The EE will provide its implementation of IGCToCLR to the GC and the GC will provide its implementations of IGCHeap, IGCHandleManager, and GcDacVars to the EE. From here, if GC_Initialize returns a successful HRESULT, the GC is considered initialized and the remainder of EE startup continues. If GC_Initialize returns an error HRESULT, the initialization has failed.

Initializing the DAC

The existence of a standalone GC is a debuggee process has implications for how the DAC is loaded and initializes itself. The DAC has access to implementation details of the GC that are not normally exposed as part of the GC/EE interfaces, and as such it is versioned separately.

When the DAC is being initialized and it loads the GcDacVars structure from the debuggee process's memory, it must check the major and minor versions of the DAC, which are itself DAC variables exposed by a standalone GC. It then decides whether or not the loaded GC is compatible with the DAC that is currently executing. It does this in the same manner that the EE does:

  • If the major versions of the DAC and loaded GC do not agree, reject.
  • If the minor version of the DAC is greater than the minor version of the GC, accept but take care not to invoke any new code paths not present in the target GC.
  • If the minor version of the DAC is less than or equal to the minor version of the GC, accept.

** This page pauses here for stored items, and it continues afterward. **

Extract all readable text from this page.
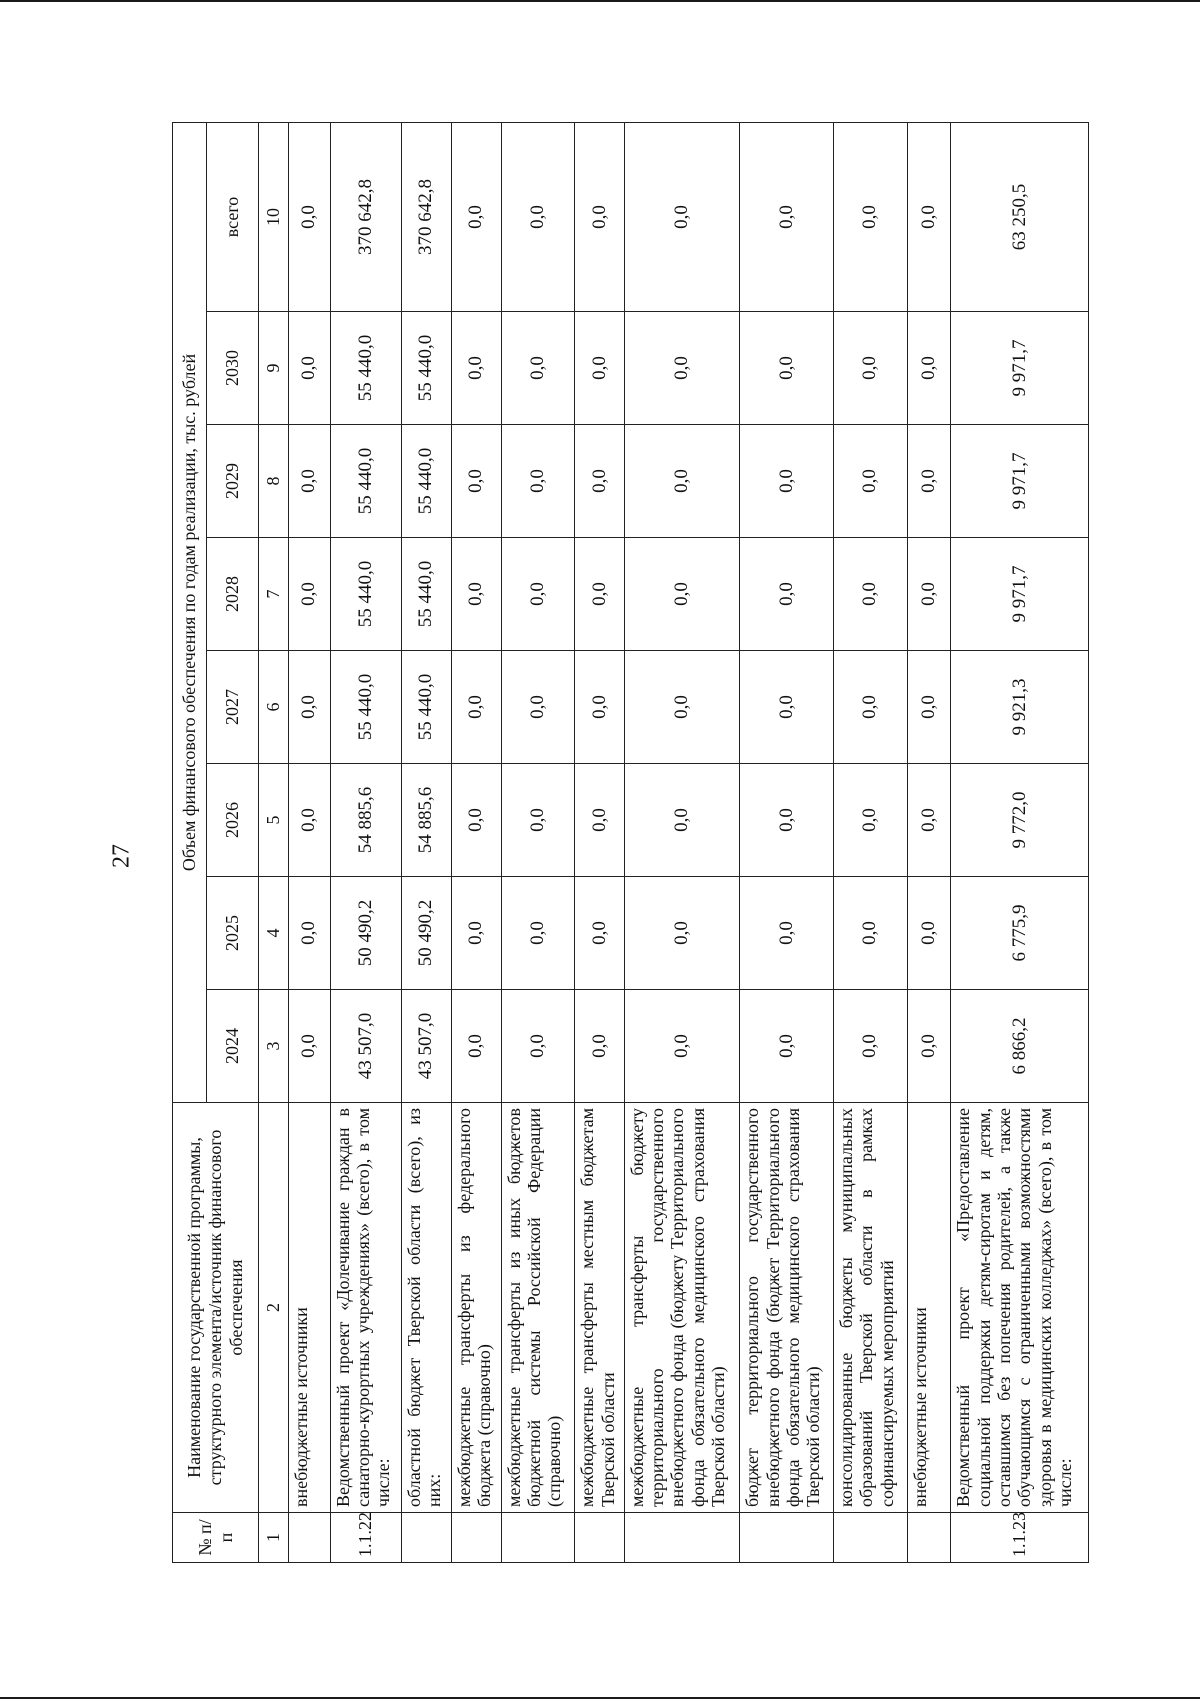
27
№ п/п	Наименование государственной программы, структурного элемента/источник финансового обеспечения	Объем финансового обеспечения по годам реализации, тыс. рублей							
		2024	2025	2026	2027	2028	2029	2030	всего
1	2	3	4	5	6	7	8	9	10
	внебюджетные источники	0,0	0,0	0,0	0,0	0,0	0,0	0,0	0,0
1.1.22	Ведомственный проект «Долечивание граждан в санаторно-курортных учреждениях» (всего), в том числе:	43 507,0	50 490,2	54 885,6	55 440,0	55 440,0	55 440,0	55 440,0	370 642,8
	областной бюджет Тверской области (всего), из них:	43 507,0	50 490,2	54 885,6	55 440,0	55 440,0	55 440,0	55 440,0	370 642,8
	межбюджетные трансферты из федерального бюджета (справочно)	0,0	0,0	0,0	0,0	0,0	0,0	0,0	0,0
	межбюджетные трансферты из иных бюджетов бюджетной системы Российской Федерации (справочно)	0,0	0,0	0,0	0,0	0,0	0,0	0,0	0,0
	межбюджетные трансферты местным бюджетам Тверской области	0,0	0,0	0,0	0,0	0,0	0,0	0,0	0,0
	межбюджетные трансферты бюджету территориального государственного внебюджетного фонда (бюджету Территориального фонда обязательного медицинского страхования Тверской области)	0,0	0,0	0,0	0,0	0,0	0,0	0,0	0,0
	бюджет территориального государственного внебюджетного фонда (бюджет Территориального фонда обязательного медицинского страхования Тверской области)	0,0	0,0	0,0	0,0	0,0	0,0	0,0	0,0
	консолидированные бюджеты муниципальных образований Тверской области в рамках софинансируемых мероприятий	0,0	0,0	0,0	0,0	0,0	0,0	0,0	0,0
	внебюджетные источники	0,0	0,0	0,0	0,0	0,0	0,0	0,0	0,0
1.1.23	Ведомственный проект «Предоставление социальной поддержки детям-сиротам и детям, оставшимся без попечения родителей, а также обучающимся с ограниченными возможностями здоровья в медицинских колледжах» (всего), в том числе:	6 866,2	6 775,9	9 772,0	9 921,3	9 971,7	9 971,7	9 971,7	63 250,5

If a DAC rejects a loaded GC, it will return E_FAIL from DAC APIs that would otherwise need to interact with the GC.

Outstanding Questions

How can we provide the most useful error message when a standalone GC fails to load? In the past it has been difficult to determine what preciscely has gone wrong with coreclr_initialize returns a HRESULT and no indication of what occurred.

Same question for the DAC - Is E_FAIL the best we can do? If we could define our own error for DAC/GC version mismatches, that would be nice; however, that is technically a breaking change in the DAC.